How Dew and Frost Form

Ever go outside early in the morning and breathe in that peculiar and quite particular scent that only arrives when fresh drew is on the lily? When little drops of dew appear on your front lawn, whether you’ve got lilies or not, that is the result of a specific weather situation that has to do air that is close to the earth’s surface being becoming saturated with water vapor.

The ground becomes heated during the waking hours by solar radiation beating down upon the planet like a flurry of jabs from Muhammad Ali atop George Foreman’s pate. When the sun goes down and the lights and lipstick go on, however, the ground tends to cool down quite quickly. This is especially true if the sky is clear. The air that comes into contact with ground comes into contact with the air above the ground, which is warmer. The result being that the air that is situation near the ground begins to cool to saturation near the dew point. The dew point, in case you were ever wondering, is the temperature at which water vapor begins to condense. Once the saturation point is above freezing, dew forms. Should the temperature be below the freezing point it is frost that forms and not dew.

Two types of frost exist. Hoar frost, and let’s all be adults here shall we, is the frost that forms when the air cools down and water condenses onto the grass in a way that is fragile and delicate in appearance. There is something truly beautiful about hoar frost; is the type of frost that Robert Frost may have written an ode to. Hoar frost will only form if there are very light winds and the result will be crystalline in appearance. In contrast is the second type of frost, which is called rime frost.

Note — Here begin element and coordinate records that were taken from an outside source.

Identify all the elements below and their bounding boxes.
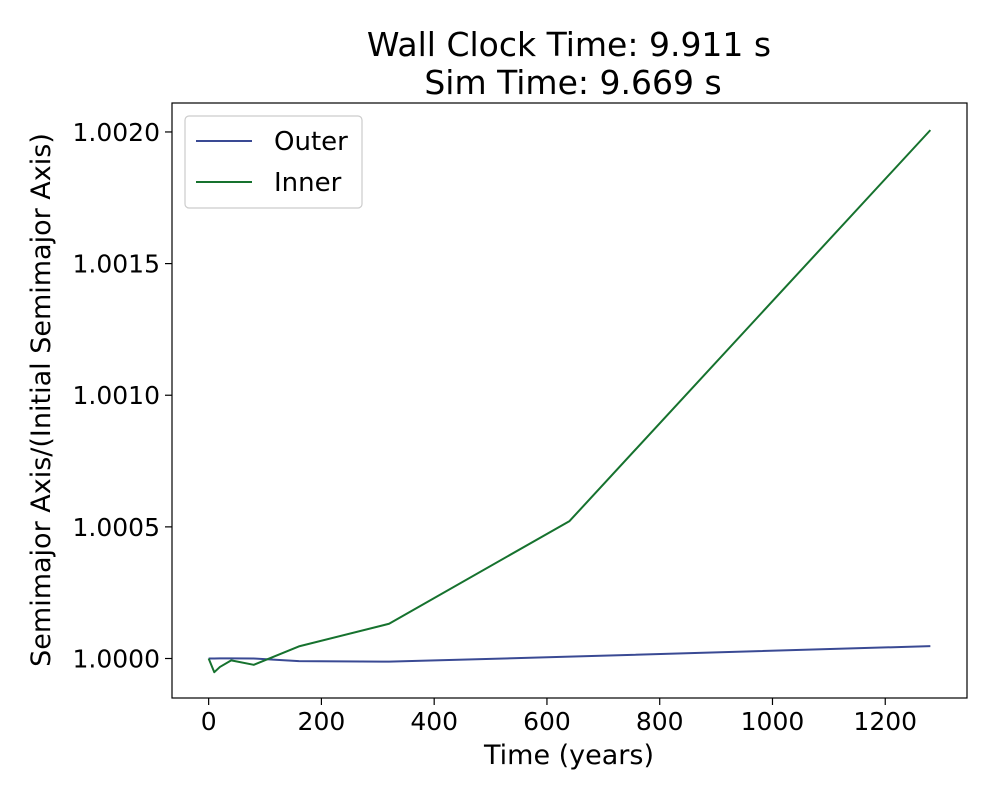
series-line-outer [208, 645, 931, 663]
tick-layer: 0 200 400 600 800 1000 1200 1.0000 1.0005 1.0010 1… [73, 118, 918, 736]
chart-title-line-2: Sim Time: 9.669 s [424, 63, 721, 102]
y-tick-label: 1.0005 [73, 513, 160, 542]
x-tick-label: 600 [523, 707, 571, 736]
legend-label-inner: Inner [274, 168, 342, 198]
plot-area-frame [171, 102, 968, 699]
y-tick-label: 1.0010 [73, 381, 160, 410]
chart-title-line-1: Wall Clock Time: 9.911 s [367, 25, 771, 64]
y-axis-label: Semimajor Axis/(Initial Semimajor Axis) [26, 133, 57, 667]
series-line-inner [207, 129, 932, 674]
y-tick-label: 1.0020 [73, 118, 160, 147]
legend-label-outer: Outer [274, 127, 348, 157]
legend-frame [184, 115, 363, 209]
x-axis-label: Time (years) [483, 740, 654, 771]
y-tick-label: 1.0000 [73, 645, 160, 674]
x-tick-label: 1200 [853, 707, 917, 736]
x-tick-label: 800 [636, 707, 684, 736]
x-tick-label: 1000 [741, 707, 805, 736]
x-tick-label: 400 [410, 707, 458, 736]
x-tick-label: 200 [298, 707, 346, 736]
x-tick-label: 0 [201, 707, 217, 736]
legend: Outer Inner [184, 115, 363, 209]
y-tick-label: 1.0015 [73, 250, 160, 279]
series-layer [207, 129, 932, 674]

Rime frost happens when the formation of frost takes place quite rapidly. If you have awakened to a heavy fog in near-freezing temperatures, you will probably seen rime frost rather than hoar frost. Little droplets of water come into contact with the frozen surface and the result is a spiky, grain kind of frost that definitely does not have the beautiful crystalline appearance of hoar frost. Rime frost is the kind of frost that might inspire a poem by Allen Ginsburg. Rime frost is much more dense than hoar frost and as a result is harder. When you hear frost crunching beneath your feet, it is probably rime frost.